Version: 0.2.0 · Python: 3.9+

Install

pip install reader-py

Quick start (sync)

import os
from reader_py import ReaderClient

reader = ReaderClient(api_key=os.environ["READER_KEY"])

result = reader.read(url="https://example.com")
if result.kind == "scrape":
    print(result.data.markdown)

Quick start (async)

import asyncio
import os
from reader_py import AsyncReaderClient

async def main():
    async with AsyncReaderClient(api_key=os.environ["READER_KEY"]) as reader:
        result = await reader.read(url="https://example.com")
        if result.kind == "scrape":
            print(result.data.markdown)

asyncio.run(main())

reader.read(...) returns a discriminated union (Pydantic):

  • ScrapeReadResult(kind="scrape", data=ScrapeResult) — single-URL requests, returned immediately
  • JobReadResult(kind="job", data=Job) — batch and crawl requests, auto-polled to completion

Features

  • Sync and async clientsReaderClient (blocking, backed by httpx.Client) and AsyncReaderClient (backed by httpx.AsyncClient).

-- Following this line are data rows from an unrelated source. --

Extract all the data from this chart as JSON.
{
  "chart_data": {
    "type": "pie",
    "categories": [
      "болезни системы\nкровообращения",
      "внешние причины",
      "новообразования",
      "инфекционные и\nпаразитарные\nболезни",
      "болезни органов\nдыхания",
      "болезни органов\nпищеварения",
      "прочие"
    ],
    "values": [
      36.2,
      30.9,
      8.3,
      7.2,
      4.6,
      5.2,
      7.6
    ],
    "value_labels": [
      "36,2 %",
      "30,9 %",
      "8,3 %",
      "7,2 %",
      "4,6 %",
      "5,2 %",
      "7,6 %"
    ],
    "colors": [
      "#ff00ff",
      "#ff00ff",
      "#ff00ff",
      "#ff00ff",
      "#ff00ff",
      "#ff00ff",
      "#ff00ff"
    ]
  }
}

Same method surface.
  • Typed errors for all 11 Reader error codes. InsufficientCreditsError, RateLimitedError, UrlBlockedError, ScrapeTimeoutError, and more. Each subclass exposes the relevant fields (e.g. err.required, err.retry_after_seconds).
  • Automatic retries with exponential backoff for transient codes. Honors the Retry-After header on 429.
  • Pagination-aware job collection. wait_for_job() returns the full job with every page result.
  • SSE streaming. for event in reader.stream(job_id) (sync) or async for (async) yields ProgressEvent / PageEvent / ErrorEvent / DoneEvent.
  • Pydantic models everywhere — all responses are parsed into typed models with IDE autocomplete.
  • Request ID tracing. Every error carries the x-request-id header value on err.request_id for support tickets.

Browser Sessions

Launch a stealthed Chrome and connect Playwright:

session = reader.sessions.create()

from playwright.sync_api import sync_playwright
with sync_playwright() as p:
    browser = p.chromium.connect_over_cdp(session.ws_endpoint)
    page = browser.contexts[0].new_page()
    page.goto("https://example.com")
    print(page.title())
    browser.close()

reader.sessions.stop(session.session_id)

Async:

session = await reader.sessions.create()
# ... use async playwright ...
await reader.sessions.stop(session.session_id)

Methods: reader.sessions.create(), .get(id), .stop(id), .list()

Errors

from reader_py import (
    ReaderApiError,
    InsufficientCreditsError,
    RateLimitedError,
    UrlBlockedError,
)

try:
    reader.read(url=url)
except InsufficientCreditsError as err:
    print(f"Need {err.required}, have {err.available}")
except RateLimitedError as err:
    print(f"Retry after {err.retry_after_seconds}s")
except UrlBlockedError as err:
    print(f"Blocked: {err.reason}")
except ReaderApiError as err:
    print(f"[{err.code}] {err} — see {err.docs_url}")

ReaderError is re-exported as an alias for ReaderApiError so code written against the 0.1 SDK continues to work. New code should use ReaderApiError.

Full catalog of error codes: https://reader.dev/docs/home/concepts/errors

Links

Development

python -m venv .venv && source .venv/bin/activate
pip install -e .[dev]
pytest